Tm + 2HCl 🡪 TmCl2 + H2
Thulium is an expensive and least abundant rare earth metal. So, it has a few applications. Its uses are listed below –
It is used in lasers as an active laser medium material with holmium, chromium and yttrium aluminium garnet. It can lase at 2080 nm and is used in military applications, medicines, meteorology etc.
It is used as an X – ray source.
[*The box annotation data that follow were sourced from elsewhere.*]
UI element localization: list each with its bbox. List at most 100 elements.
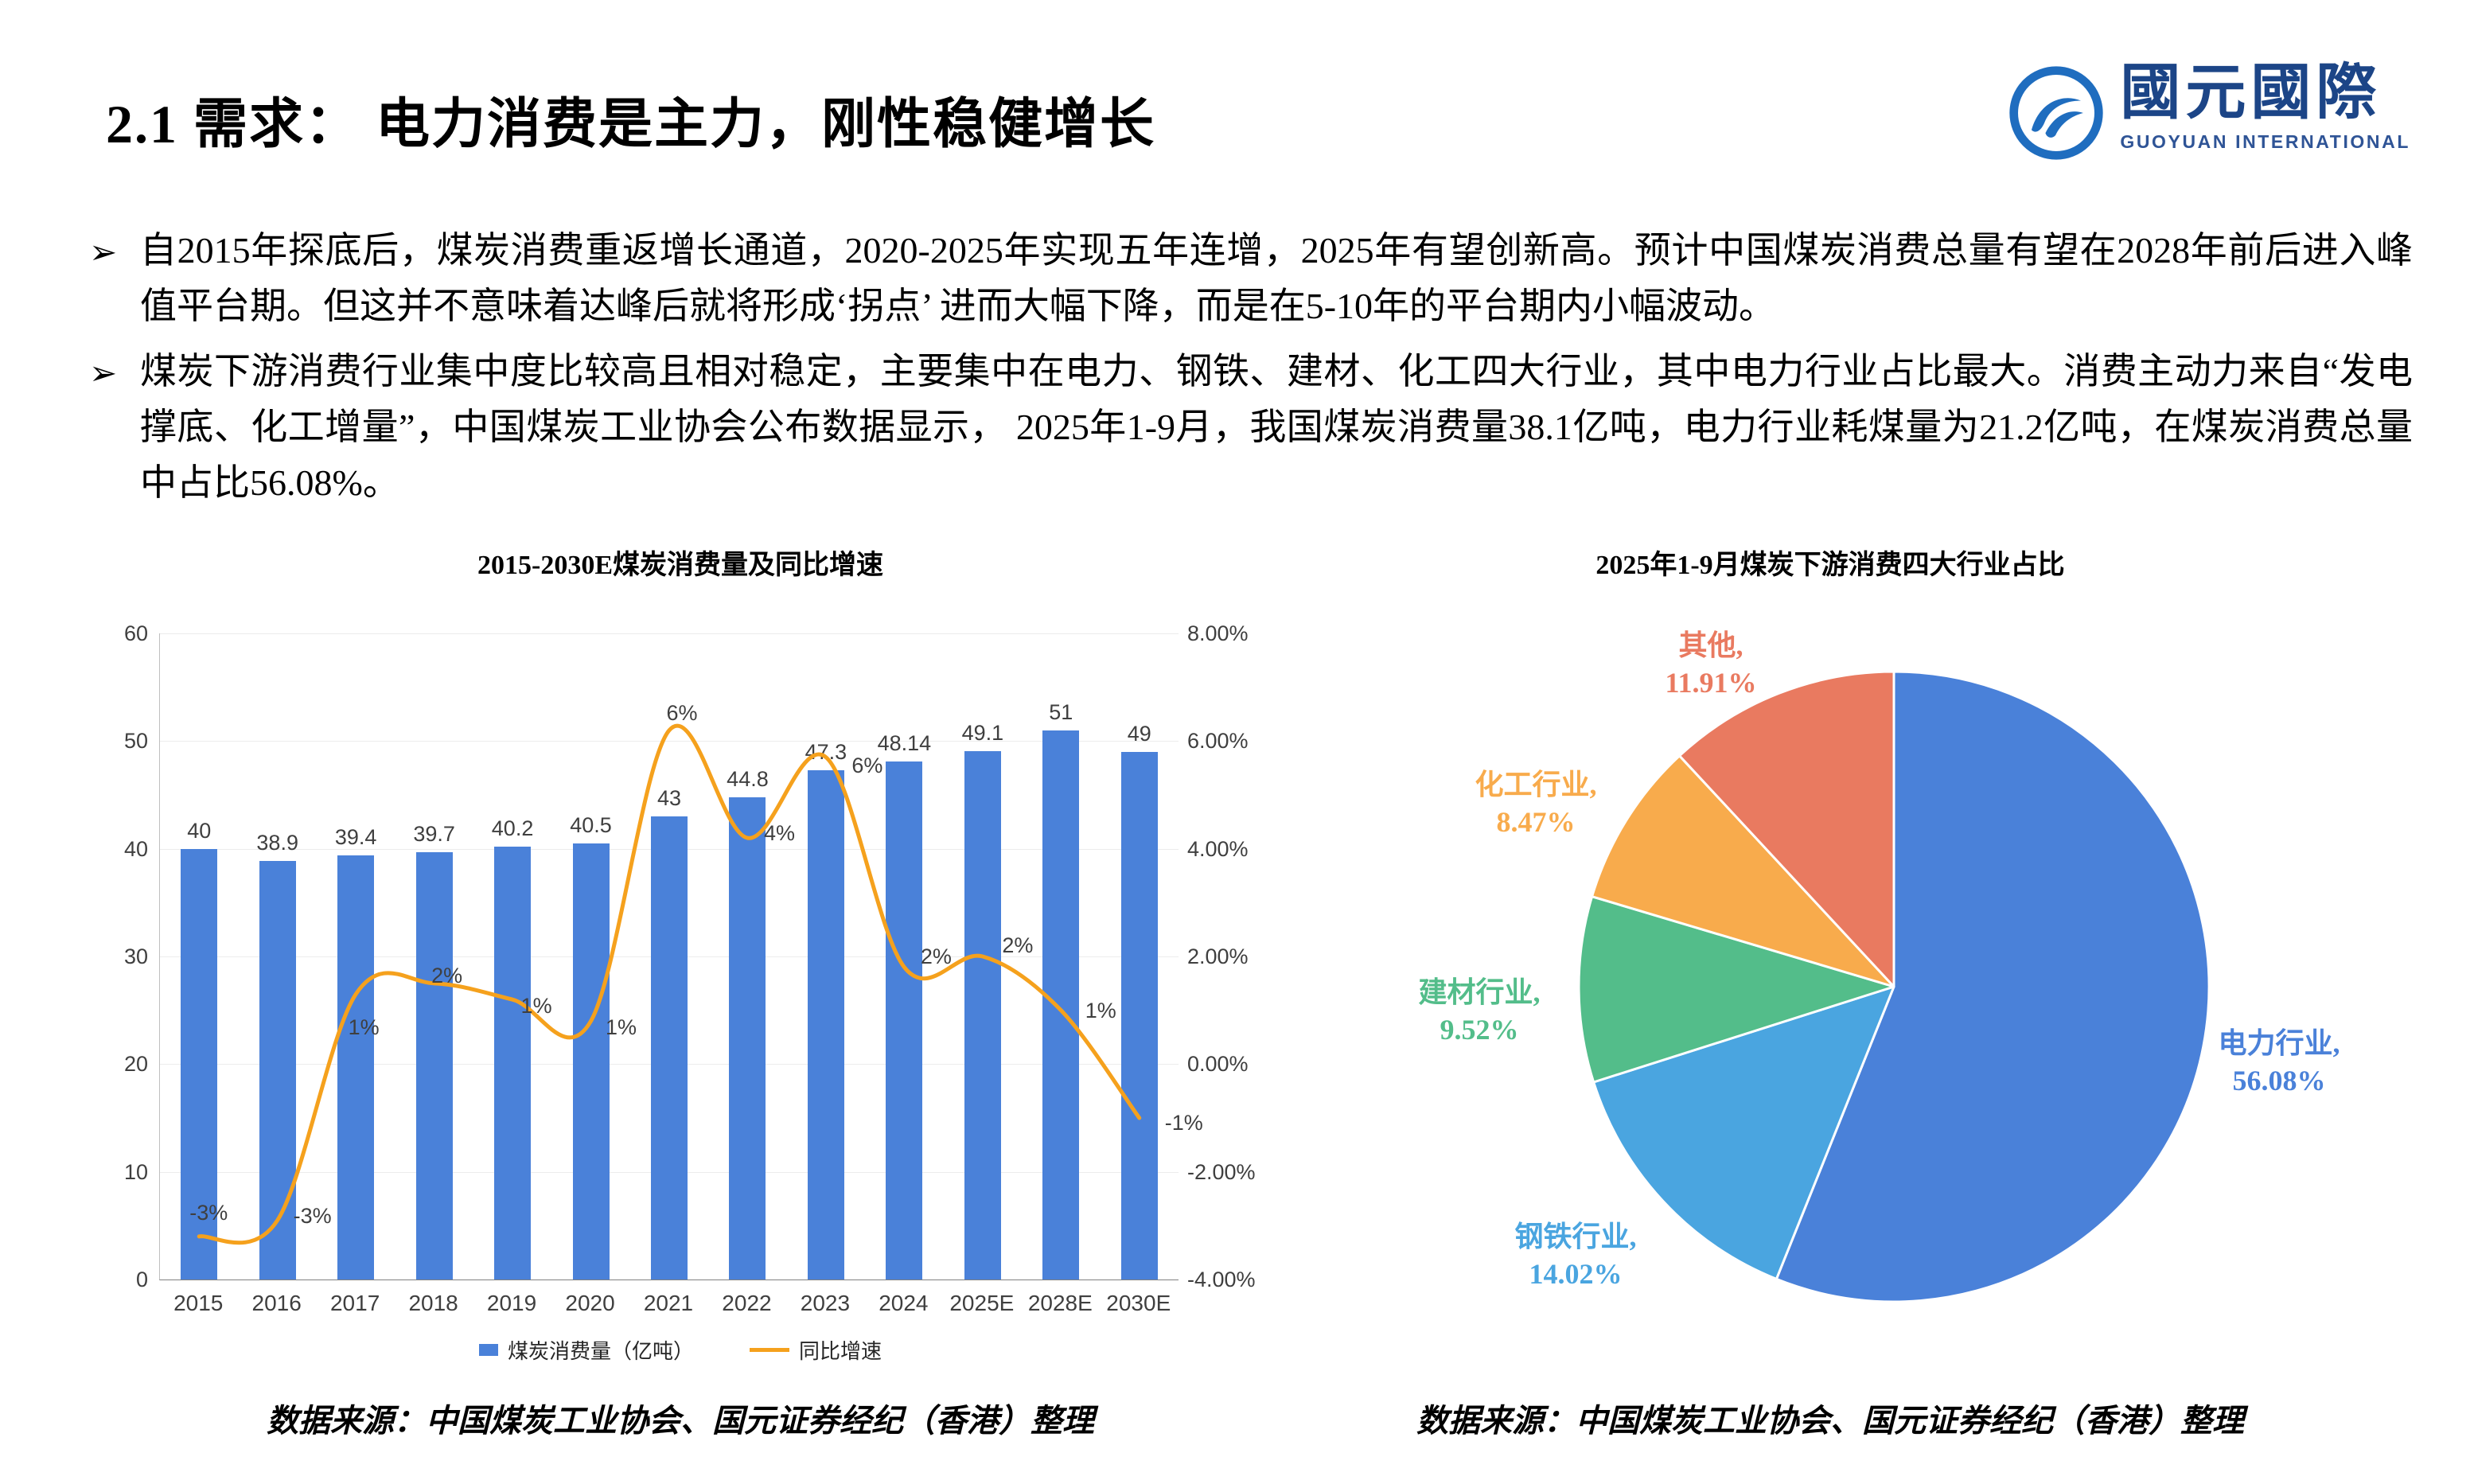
- bar-value-label: 48.14: [877, 730, 932, 755]
- x-axis-label: 2016: [251, 1291, 302, 1315]
- bar-value-label: 39.4: [334, 824, 377, 849]
- pie-chart-title: 2025年1-9月煤炭下游消费四大行业占比: [1595, 551, 2065, 580]
- pie-label-name: 钢铁行业,: [1514, 1221, 1637, 1252]
- x-axis-label: 2025E: [949, 1291, 1015, 1315]
- legend-item-growth: 同比增速: [750, 1335, 882, 1365]
- gridline: [160, 633, 1179, 634]
- x-axis-label: 2023: [800, 1291, 851, 1315]
- pie-slice: [1592, 985, 1895, 1280]
- y-axis-label-left: 10: [123, 1159, 148, 1184]
- bar-value-label: 38.9: [256, 830, 298, 855]
- line-value-label: 4%: [763, 821, 795, 846]
- bar: [181, 848, 218, 1280]
- bar-value-label: 49.1: [961, 720, 1004, 745]
- line-value-label: -3%: [293, 1203, 332, 1228]
- pie-slice-label: 钢铁行业, 14.02%: [1456, 1218, 1695, 1293]
- logo-icon: [2009, 66, 2103, 160]
- pie-chart: 2025年1-9月煤炭下游消费四大行业占比 电力行业, 56.08% 钢铁行业, 14…: [1289, 538, 2371, 1389]
- x-axis-label: 2018: [408, 1291, 458, 1315]
- y-axis-label-left: 60: [123, 621, 148, 645]
- plot-area: 40 38.9 39.4 39.7 40.2 40.5 43 44.8 47.3 48.14 49.…: [159, 633, 1203, 1280]
- pie-slice-label: 其他, 11.91%: [1592, 627, 1830, 702]
- bar-value-label: 51: [1049, 699, 1073, 724]
- line-value-label: 1%: [348, 1015, 380, 1040]
- bar-series-swatch: [478, 1344, 498, 1356]
- bar: [415, 851, 453, 1280]
- bar: [651, 816, 688, 1280]
- bar: [886, 761, 923, 1280]
- line-value-label: 2%: [1002, 933, 1034, 957]
- bullet-list: ➢ 自2015年探底后，煤炭消费重返增长通道，2020-2025年实现五年连增，…: [89, 223, 2413, 520]
- x-axis-label: 2017: [329, 1291, 380, 1315]
- pie-slice-label: 化工行业, 8.47%: [1416, 766, 1655, 841]
- y-axis-label-left: 50: [123, 729, 148, 754]
- x-axis-label: 2024: [879, 1291, 929, 1315]
- logo-cn-text: 國元國際: [2120, 60, 2382, 127]
- pie-slice-label: 电力行业, 56.08%: [2160, 1025, 2398, 1100]
- x-axis-label: 2030E: [1106, 1291, 1171, 1315]
- legend-label-growth: 同比增速: [799, 1339, 882, 1363]
- y-axis-label-right: 4.00%: [1187, 836, 1249, 861]
- pie-label-name: 化工行业,: [1475, 769, 1597, 800]
- y-axis-label-right: 6.00%: [1187, 729, 1249, 754]
- bar-value-label: 40.5: [570, 812, 612, 837]
- pie-slice: [1775, 670, 2211, 1303]
- y-axis-label-left: 40: [123, 836, 148, 861]
- page-title: 2.1 需求： 电力消费是主力，刚性稳健增长: [106, 94, 1156, 154]
- bar: [259, 860, 296, 1280]
- y-axis-label-right: 8.00%: [1187, 621, 1249, 645]
- pie-slice: [1678, 670, 1895, 988]
- x-axis-label: 2015: [173, 1291, 224, 1315]
- y-axis-label-left: 30: [123, 945, 148, 968]
- pie-label-percent: 9.52%: [1440, 1013, 1519, 1046]
- y-axis-label-right: 2.00%: [1187, 945, 1249, 968]
- legend-item-consumption: 煤炭消费量（亿吨）: [478, 1335, 694, 1365]
- bar: [572, 843, 610, 1280]
- y-axis-label-right: 0.00%: [1187, 1052, 1249, 1077]
- line-series-swatch: [750, 1348, 789, 1352]
- pie-label-percent: 14.02%: [1529, 1257, 1623, 1290]
- bullet-arrow-icon: ➢: [89, 233, 118, 271]
- pie-label-name: 其他,: [1678, 629, 1743, 661]
- y-axis-label-left: 0: [135, 1268, 148, 1291]
- y-axis-label-right: -2.00%: [1187, 1159, 1256, 1184]
- line-value-label: -3%: [189, 1200, 228, 1225]
- pie-label-percent: 56.08%: [2232, 1064, 2326, 1096]
- bar-value-label: 39.7: [413, 821, 455, 846]
- bar: [494, 846, 532, 1280]
- gridline: [160, 741, 1179, 742]
- bar: [1042, 730, 1080, 1280]
- line-value-label: 1%: [606, 1015, 637, 1040]
- pie-label-percent: 8.47%: [1496, 805, 1576, 838]
- bar-line-chart: 2015-2030E煤炭消费量及同比增速 40 38.9 39.4 39.7 40.2 4…: [103, 538, 1257, 1389]
- pie-slice: [1591, 754, 1895, 988]
- pie-label-name: 电力行业,: [2218, 1027, 2340, 1059]
- growth-line: [197, 723, 1142, 1245]
- bar-value-label: 40: [187, 818, 212, 843]
- bar-value-label: 49: [1127, 721, 1151, 746]
- line-value-label: 6%: [666, 700, 698, 725]
- x-axis-label: 2019: [486, 1291, 537, 1315]
- bar: [337, 855, 375, 1280]
- bar: [807, 769, 844, 1280]
- y-axis-label-right: -4.00%: [1187, 1268, 1256, 1291]
- bullet-text: 自2015年探底后，煤炭消费重返增长通道，2020-2025年实现五年连增，20…: [140, 230, 2413, 326]
- y-axis-label-left: 20: [123, 1052, 148, 1077]
- pie: [1577, 670, 2211, 1303]
- x-axis-label: 2022: [722, 1291, 772, 1315]
- bullet-text: 煤炭下游消费行业集中度比较高且相对稳定，主要集中在电力、钢铁、建材、化工四大行业…: [140, 350, 2413, 503]
- pie-label-percent: 11.91%: [1665, 666, 1757, 699]
- growth-line-layer: [197, 723, 1142, 1245]
- source-note-right: 数据来源：中国煤炭工业协会、国元证券经纪（香港）整理: [1416, 1403, 2244, 1439]
- bar: [1120, 751, 1158, 1280]
- line-value-label: 6%: [851, 753, 883, 777]
- line-value-label: 1%: [520, 994, 552, 1019]
- x-axis-label: 2021: [643, 1291, 694, 1315]
- pie-label-name: 建材行业,: [1418, 976, 1541, 1008]
- source-note-left: 数据来源：中国煤炭工业协会、国元证券经纪（香港）整理: [267, 1403, 1094, 1439]
- logo: 國元國際 GUOYUAN INTERNATIONAL: [2005, 60, 2410, 164]
- logo-text: 國元國際 GUOYUAN INTERNATIONAL: [2120, 60, 2410, 154]
- bullet-item: ➢ 煤炭下游消费行业集中度比较高且相对稳定，主要集中在电力、钢铁、建材、化工四大…: [89, 344, 2413, 511]
- bar-chart-title: 2015-2030E煤炭消费量及同比增速: [477, 551, 883, 580]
These types of X-ray devices are used in medical and dental diagnosis. 170Tm is being used in X – ray devices for cancer treatment.
170Tm is used for industrial radiography.
It is used in high temperature superconductors.
It can be used in ceramic magnetic materials which are used in microwaves.
It can be used in electricity generating windows which work on the principle of a luminescent solar concentrator.
Thulium is very less toxic but at higher concentrations it can be dangerous. Although insoluble thulium salts are completely nontoxic. It can cause damage to the liver and spleen. Inhalation or ingestion of thulium dust is very harmful. It can cause explosions.